The authors tackled the problem of modeling non-stationary dependencies in spatio-temporal point process data, which existing RNN-based methods may not capture effectively, by developing a new deep non-stationary influence kernel with a low-rank decomposition and a log-barrier penalty for non-negativity constraints, resulting in improved performance and computational efficiency compared to state-of-the-art methods on simulated and real data.

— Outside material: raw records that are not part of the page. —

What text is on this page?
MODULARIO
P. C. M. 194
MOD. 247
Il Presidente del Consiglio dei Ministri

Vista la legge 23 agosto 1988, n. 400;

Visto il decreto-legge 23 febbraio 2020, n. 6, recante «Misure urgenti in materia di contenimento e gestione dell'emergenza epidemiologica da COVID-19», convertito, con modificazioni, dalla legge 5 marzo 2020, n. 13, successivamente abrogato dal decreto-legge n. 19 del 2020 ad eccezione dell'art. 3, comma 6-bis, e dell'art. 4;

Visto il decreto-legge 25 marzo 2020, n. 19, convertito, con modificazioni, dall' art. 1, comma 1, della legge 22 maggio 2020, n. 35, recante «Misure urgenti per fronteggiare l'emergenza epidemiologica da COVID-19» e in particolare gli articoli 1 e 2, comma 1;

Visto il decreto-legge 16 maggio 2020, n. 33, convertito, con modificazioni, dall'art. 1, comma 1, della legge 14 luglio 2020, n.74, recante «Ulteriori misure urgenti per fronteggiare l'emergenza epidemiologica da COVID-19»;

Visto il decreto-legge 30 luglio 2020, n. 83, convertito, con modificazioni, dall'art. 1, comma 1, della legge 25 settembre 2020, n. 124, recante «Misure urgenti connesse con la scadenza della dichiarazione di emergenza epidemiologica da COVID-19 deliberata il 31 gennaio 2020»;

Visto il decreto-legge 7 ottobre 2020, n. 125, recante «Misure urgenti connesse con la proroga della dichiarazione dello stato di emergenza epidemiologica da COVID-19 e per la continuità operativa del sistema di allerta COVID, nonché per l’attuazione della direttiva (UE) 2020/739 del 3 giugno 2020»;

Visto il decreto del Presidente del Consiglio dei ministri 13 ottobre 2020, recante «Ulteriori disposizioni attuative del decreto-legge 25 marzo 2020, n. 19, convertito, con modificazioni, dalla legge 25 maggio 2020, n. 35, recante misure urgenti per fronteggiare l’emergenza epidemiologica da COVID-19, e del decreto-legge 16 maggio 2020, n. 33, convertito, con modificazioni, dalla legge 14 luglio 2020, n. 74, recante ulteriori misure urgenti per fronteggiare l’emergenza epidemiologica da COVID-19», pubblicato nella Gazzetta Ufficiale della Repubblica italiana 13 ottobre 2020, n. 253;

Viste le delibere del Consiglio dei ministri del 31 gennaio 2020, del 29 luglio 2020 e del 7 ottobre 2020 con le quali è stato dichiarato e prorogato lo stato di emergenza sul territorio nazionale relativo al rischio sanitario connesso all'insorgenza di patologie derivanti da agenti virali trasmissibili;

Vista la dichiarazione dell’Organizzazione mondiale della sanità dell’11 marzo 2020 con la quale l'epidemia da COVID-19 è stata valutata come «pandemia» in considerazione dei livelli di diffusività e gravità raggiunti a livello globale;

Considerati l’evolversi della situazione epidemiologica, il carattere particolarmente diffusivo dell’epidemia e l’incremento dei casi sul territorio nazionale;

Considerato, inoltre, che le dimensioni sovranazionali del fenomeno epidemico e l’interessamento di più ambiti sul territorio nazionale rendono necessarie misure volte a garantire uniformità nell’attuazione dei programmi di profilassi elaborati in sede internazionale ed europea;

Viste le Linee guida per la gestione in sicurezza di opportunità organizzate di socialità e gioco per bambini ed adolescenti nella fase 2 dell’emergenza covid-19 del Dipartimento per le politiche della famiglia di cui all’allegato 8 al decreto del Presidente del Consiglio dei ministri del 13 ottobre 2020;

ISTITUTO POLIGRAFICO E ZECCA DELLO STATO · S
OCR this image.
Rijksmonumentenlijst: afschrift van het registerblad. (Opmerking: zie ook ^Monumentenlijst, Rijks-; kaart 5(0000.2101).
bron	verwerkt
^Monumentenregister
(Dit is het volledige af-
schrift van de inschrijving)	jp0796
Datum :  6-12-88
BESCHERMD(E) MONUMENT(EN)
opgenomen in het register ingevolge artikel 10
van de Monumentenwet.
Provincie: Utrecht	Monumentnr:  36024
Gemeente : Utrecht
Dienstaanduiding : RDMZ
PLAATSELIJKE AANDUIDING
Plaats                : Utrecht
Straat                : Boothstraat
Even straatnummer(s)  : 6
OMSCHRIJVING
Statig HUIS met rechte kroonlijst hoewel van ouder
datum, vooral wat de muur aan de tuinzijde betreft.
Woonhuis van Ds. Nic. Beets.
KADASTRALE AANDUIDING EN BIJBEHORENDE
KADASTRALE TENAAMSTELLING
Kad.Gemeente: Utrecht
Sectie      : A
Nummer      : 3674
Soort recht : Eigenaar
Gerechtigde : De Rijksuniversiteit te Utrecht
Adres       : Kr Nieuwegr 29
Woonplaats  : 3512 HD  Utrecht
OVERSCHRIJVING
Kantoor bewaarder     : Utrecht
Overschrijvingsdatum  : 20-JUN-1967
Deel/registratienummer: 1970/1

Point process data are becoming ubiquitous in modern applications, such as social networks, health care, and finance. Despite the powerful expressiveness of the popular recurrent neural network (RNN) models for point process data, they may not successfully capture sophisticated non-stationary dependencies in the data due to their recurrent structures. Another popular type of deep model for point process data is based on representing the influence kernel (rather than the intensity function) by neural networks. We take the latter approach and develop a new deep non-stationary influence kernel that can model non-stationary spatio-temporal point processes. The main idea is to approximate the influence kernel with a novel and general low-rank decomposition, enabling efficient representation through deep neural networks and computational efficiency and better performance. We also take a new approach to maintain the non-negativity constraint of the conditional intensity by introducing a log-barrier penalty. We demonstrate our proposed method's good performance and computational efficiency compared with the state-of-the-art on simulated and real data.